So geht das, wenn man in seinen eigenen Büchern nach langer Zeit wieder stöbert und eine durchaus zur Jahreszeit passende Geschichte neu entdeckt. Spontan entschloss ich mich, diese Geschichte aus meinem Buch >Menschenland<® zu bloggen, ohne irgendein kommerzielles Interesse, sondern einfach nur für die Leser des Blogs.
Quasi zu Weihnachten :
Heiligabend
In den Straßen der kleinen Kreisstadt war es ruhig geworden. Hellerleuchtete Schaufenster mit greller, aufdringlicher Leuchtreklame blendeten erbarmungslos meine Augen. Das Weihnachtsgeschäft, das Geschäft des Jahres, war an diesem Heiligabend gelaufen.
Die Gläubigen eilten nach der Mitternachtsmesse zurück in die Behaglichkeit, in die Wärme und Geborgenheit ihrer festlich geschmückten Wohnungen. Es war Weihnacht. –
Langsam schlenderte ich an den Schaufenstern vorüber.
Auf der anderen Straßenseite stand ein alter Mann vor einem Schaufenster.
Er schien völlig geistesabwesend zu sein. Ich blieb stehen und sah zu ihm hinüber. Ein eiskalter Wind zerrte an meinem Gesicht.
Ich schlug den Kragen meines Mantels auf und ging hinüber.
Er stand mit gesenktem Kopf vor dem Schaufenster eines Spielwarengeschäftes, die rechte Hand vor die Stirn gepreßt. – Ich sah unauffällig zu Ihm hinüber. Er schien mich nicht zu bemerken.
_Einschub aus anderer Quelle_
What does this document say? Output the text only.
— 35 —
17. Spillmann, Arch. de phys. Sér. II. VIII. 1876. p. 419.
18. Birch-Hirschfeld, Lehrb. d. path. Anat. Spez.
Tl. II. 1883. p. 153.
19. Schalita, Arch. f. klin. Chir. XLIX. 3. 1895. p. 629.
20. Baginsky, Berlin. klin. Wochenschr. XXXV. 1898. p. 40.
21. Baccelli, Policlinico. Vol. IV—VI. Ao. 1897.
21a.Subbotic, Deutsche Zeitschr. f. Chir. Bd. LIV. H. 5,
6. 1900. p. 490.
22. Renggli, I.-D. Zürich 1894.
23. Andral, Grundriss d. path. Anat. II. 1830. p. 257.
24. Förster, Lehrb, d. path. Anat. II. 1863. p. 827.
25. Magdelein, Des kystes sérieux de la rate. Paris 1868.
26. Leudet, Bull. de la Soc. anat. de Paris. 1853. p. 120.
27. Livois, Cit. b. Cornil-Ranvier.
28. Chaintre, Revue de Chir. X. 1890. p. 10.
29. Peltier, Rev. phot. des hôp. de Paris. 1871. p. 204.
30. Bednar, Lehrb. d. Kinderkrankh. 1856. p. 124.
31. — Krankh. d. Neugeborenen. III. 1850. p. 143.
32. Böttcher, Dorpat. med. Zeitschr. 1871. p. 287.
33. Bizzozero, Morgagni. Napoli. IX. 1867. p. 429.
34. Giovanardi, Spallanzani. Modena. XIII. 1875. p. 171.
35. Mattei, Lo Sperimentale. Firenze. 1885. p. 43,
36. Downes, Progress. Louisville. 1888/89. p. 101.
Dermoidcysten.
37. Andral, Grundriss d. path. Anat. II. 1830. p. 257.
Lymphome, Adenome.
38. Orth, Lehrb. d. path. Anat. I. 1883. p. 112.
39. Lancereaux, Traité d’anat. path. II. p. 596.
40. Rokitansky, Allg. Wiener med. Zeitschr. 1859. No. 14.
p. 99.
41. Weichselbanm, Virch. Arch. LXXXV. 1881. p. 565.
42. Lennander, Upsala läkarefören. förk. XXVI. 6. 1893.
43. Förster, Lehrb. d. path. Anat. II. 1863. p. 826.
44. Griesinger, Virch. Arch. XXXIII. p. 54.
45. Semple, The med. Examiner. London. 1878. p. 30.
Warum ging ich nicht weiter ? ..
Wie all die Anderen ?
Er weinte.
„Kann ich Ihnen helfen .. ?“
„Mir kann niemand helfen !“
„Ja .. aber …“
„Lassen Sie mich in Ruhe ! Was wollen Sie von mir …“
„Pardon. Ich will Sie nicht belästigen. Entschuldigung.“
Ich drehte mich um und wollte gehen.
„Warten Sie .. !“
Ich blieb stehen.
Der alte Mann stand immer noch so da – wie vor einer Minute.
„Warum kümmern Sie sich um mich..? Sie kennen mich doch gar nicht !“
Ich schwieg eine Weile.
„ Ja .. da haben Sie recht. Ich kenne Sie nicht …“
Er nahm die Hand von der Stirn, hob langsam den Kopf und sah mich an.- Sein vegrämter, zerflossener Blick traf mich wie ein Messer. Ich hatte das Gefühl, als suchte er jemanden .. irgendjemanden, mit dem er reden konnte – einen Menschen, der ihm zuhörte, mehr nicht.
„Was bedrückt Sie ?“
„Ach .. junger Mann …“ Er sah wieder auf den Boden.
„Dieser Abend soll für uns Menschen ein Abend des Glücks und der Zufriedenheit sein … Für mich ist er Verzweiflung. Ich musste ‚raus. Ich hielt es zuhause nicht mehr aus.“
„Was ist passiert ?“
Er begann wieder zu weinen.
In den Häusern wurde das Fest der Freude und der Zufriedenheit gefeiert. Jeder auf seine Weise. Was war geschehen, dass dieser alte Mann weinend vor einem Schaufenster stand ? Was hatte ihn so zerschmettert ?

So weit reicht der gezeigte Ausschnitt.